МИСТИКА? ИЛИ КАК ВСЕ НАЧИНАЛОСЬ
В Кишиневе я учился в сельхозинституте. Когда я был на втором курсе, я понял, что учеба в этом институте меня больше не вдохновляет. Я начал подумывать о переводе на биологический факультет, потому что хотел стать учителем больше, чем агрономом. И тут начинается мистика. Когда перевод вот-вот бы свершился, я случайно на автобусной остановке встретил нашу преподавательницу. И, конечно же, поделился с ней о своем решении о переводе. Эта преподавательница была необычайной и своеобразной женщиной, всеми уважаемым преподавателем. Я учился в сложное время, когда шел развал СССР и в Молдавии преобладали националистические движения антирусской направленности. Она – русская по происхождению. В то время молдаване решили изменить письменность с кириллицы на латиницу. Это довольно сложный шаг, который невозможно сделать за один день. Я помню первую лекцию этой преподавательницы. Все мы знали, что она – русская. Но никто не знал, что она родилась в Молдавии до ее вхождения в Советский Союз. Она знала румынский язык и могла писать на латинице! Так вот, однажды она вошла в аудиторию и на чистейшем, профессиональном румынском языке начала читать лекцию. В аудитории наступила полная тишина! Надо сказать, что все лекции обычно шли на русском языке. И вышло так, что никто ничего не понял. Мы, конечно, догадались, что она говорит на румынском языке. Не успели мы опомниться, как произошло что-то вовсе неожиданное: она поворачивается к доске и начинает писать на латинице. И что тут в аудитории началось! Все студенты просто озверели. К слову сказать, как раз в это время на улицах Молдавии проходили антирусские протесты. Народ требовал латиницу, хотя мало кто ее тогда знал. А у этой замечательной преподавательницы хватило смелости в это страшное и опасное время наглядно показать, к чему именно призывает народ. По окончании лекции она по-русски попросила поднять руки тех, кто что-то понял. И что же? Из 90% студентов – молдаван никто руки не поднял! Тогда она сказала: «Перед тем, как что-то менять, вы должны сначала хорошенько подумать, как это сделать, чтобы люди потом смогли с этим жить».

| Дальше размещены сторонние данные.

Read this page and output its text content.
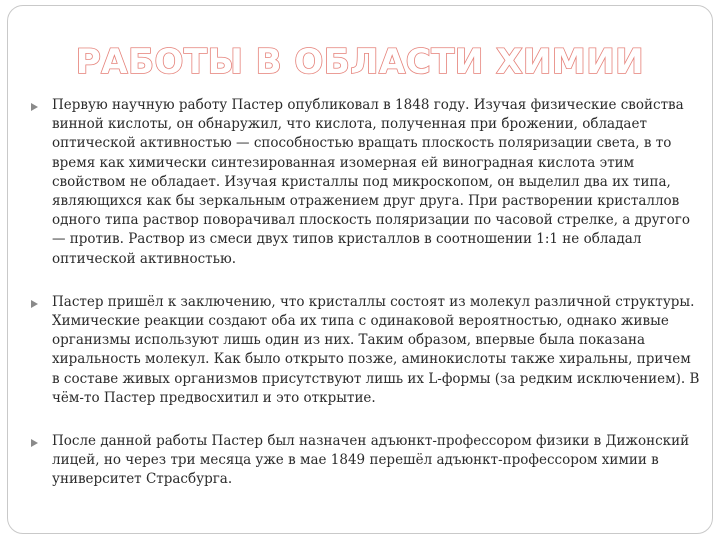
РАБОТЫ В ОБЛАСТИ ХИМИИ
Первую научную работу Пастер опубликовал в 1848 году. Изучая физические свойства винной кислоты, он обнаружил, что кислота, полученная при брожении, обладает оптической активностью — способностью вращать плоскость поляризации света, в то время как химически синтезированная изомерная ей виноградная кислота этим свойством не обладает. Изучая кристаллы под микроскопом, он выделил два их типа, являющихся как бы зеркальным отражением друг друга. При растворении кристаллов одного типа раствор поворачивал плоскость поляризации по часовой стрелке, а другого — против. Раствор из смеси двух типов кристаллов в соотношении 1:1 не обладал оптической активностью.
Пастер пришёл к заключению, что кристаллы состоят из молекул различной структуры. Химические реакции создают оба их типа с одинаковой вероятностью, однако живые организмы используют лишь один из них. Таким образом, впервые была показана хиральность молекул. Как было открыто позже, аминокислоты также хиральны, причем в составе живых организмов присутствуют лишь их L-формы (за редким исключением). В чём-то Пастер предвосхитил и это открытие.
После данной работы Пастер был назначен адъюнкт-профессором физики в Дижонский лицей, но через три месяца уже в мае 1849 перешёл адъюнкт-профессором химии в университет Страсбурга.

Так вот, именно эту удивительную женщину я и повстречал на автобусной остановке. После того, как я с ней поделился, она взяла меня за руку (у нее была дореволюционная манера общения) и сказала: «Сереженька, я Вам хочу сказать, подождите еще пару дней». Я ее спрашиваю: «Зачем? Разве это что-нибудь изменит?» Она ответила, что хочет меня познакомить с двумя интересными людьми и сказала, что с ними я уже не расстанусь никогда. (И ее слова оказались пророческими!) Я решил послушаться ее. Позже она мне, действительно, перезвонила, дала номер телефона своих друзей, Марка и Инны Тешлеровых, которые работали в Институте Биозащиты, и сказала, что они мне помогут. Институт Биозащиты на тот момент был единственным заведением такого рода в Союзе и самым крупным в Европе. Очень жаль, что все теперь разрушено и утрачены уникальные технологии, поскольку институт на сегодня закрыт. Так вот, я дозвонился, и Марк Павлович порекомендовал мне почитать о трихограмме, чтобы подготовиться к собеседованию. Я переспросил: «О чем, о чем?»

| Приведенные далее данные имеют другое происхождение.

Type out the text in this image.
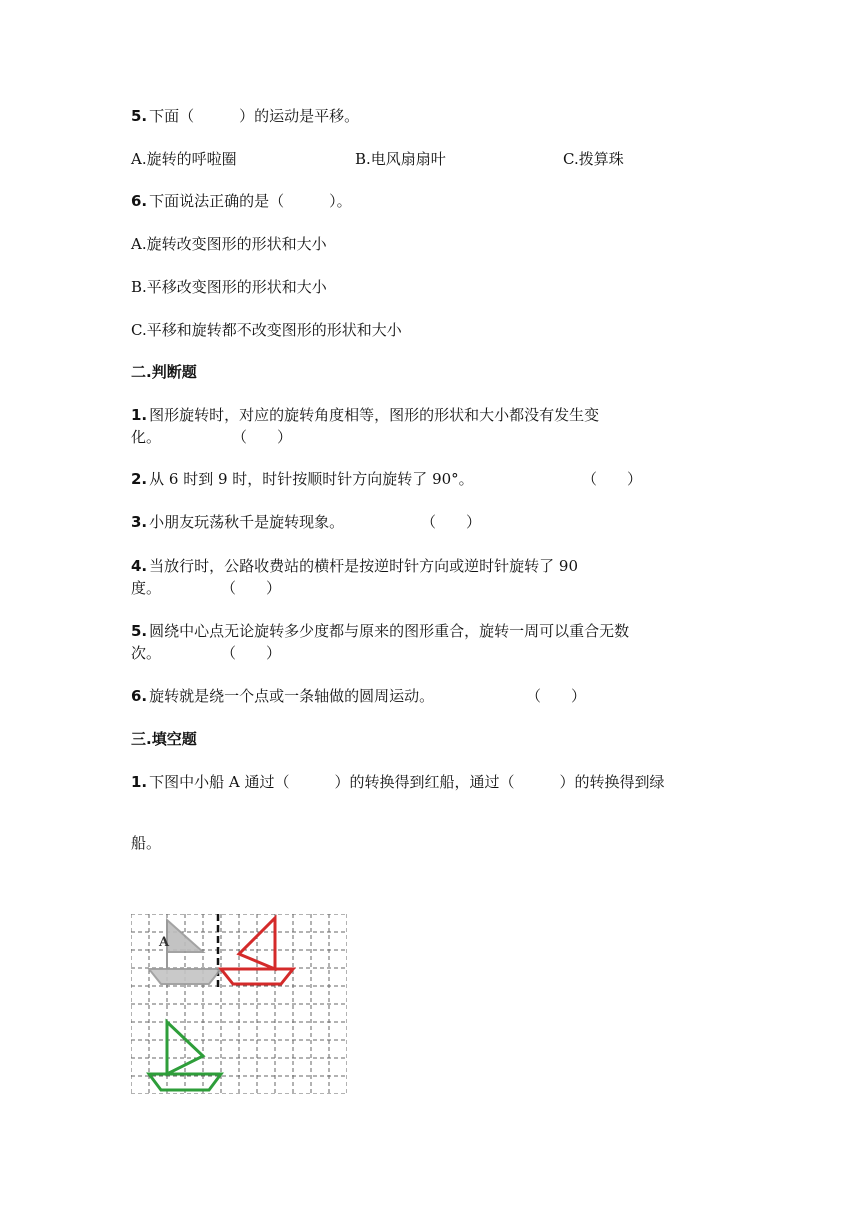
5. 下面（　　　）的运动是平移。
A.旋转的呼啦圈	B.电风扇扇叶	C.拨算珠
6. 下面说法正确的是（　　　）。
A.旋转改变图形的形状和大小
B.平移改变图形的形状和大小
C.平移和旋转都不改变图形的形状和大小
二.判断题
1. 图形旋转时，对应的旋转角度相等，图形的形状和大小都没有发生变
化。	（　　）
2. 从 6 时到 9 时，时针按顺时针方向旋转了 90°。	（　　）
3. 小朋友玩荡秋千是旋转现象。	（　　）
4. 当放行时，公路收费站的横杆是按逆时针方向或逆时针旋转了 90
度。	（　　）
5. 圆绕中心点无论旋转多少度都与原来的图形重合，旋转一周可以重合无数
次。	（　　）
6. 旋转就是绕一个点或一条轴做的圆周运动。	（　　）
三.填空题
1. 下图中小船 A 通过（　　　）的转换得到红船，通过（　　　）的转换得到绿
船。
A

– Тогда не было Гугла, чтобы поискать в интернете!
– Какое там! У мамы спрашиваю: «Мама, а ты знаешь, что такое трихограмма?» Она ошарашено отвечает: «Какой кошмар! Что это за ужас?» Я ей говорю, чтобы успокоилась, что это не то, о чем она подумала! Что это что-то другое, хотя я сам не знаю, что. Все же я отыскал в библиотеке, что это паразитическое насекомое, которое используется в биологическом методе защиты. Собеседование прошло успешно, и я остался в сельхозинституте. Марк Павлович стал моим научным руководителем и близким другом. После второго курса я начал писать научную работу, хотя обычно все ее начинают после третьего и успешно ее завершил. После распада СССР престиж науки упал, моей зарплаты как раз хватало на проездной. Поэтому мне пришлось бросить науку и уйти в коммерцию. Марк Павлович с женой сразу же уехали в Канаду. Я с ними поддерживал связь. Чуть позже я женился, родился ребенок, но и мы стали подумывать об отъезде.
ЕСЛИ НЕ МИСТИКА, ТО ЧТО?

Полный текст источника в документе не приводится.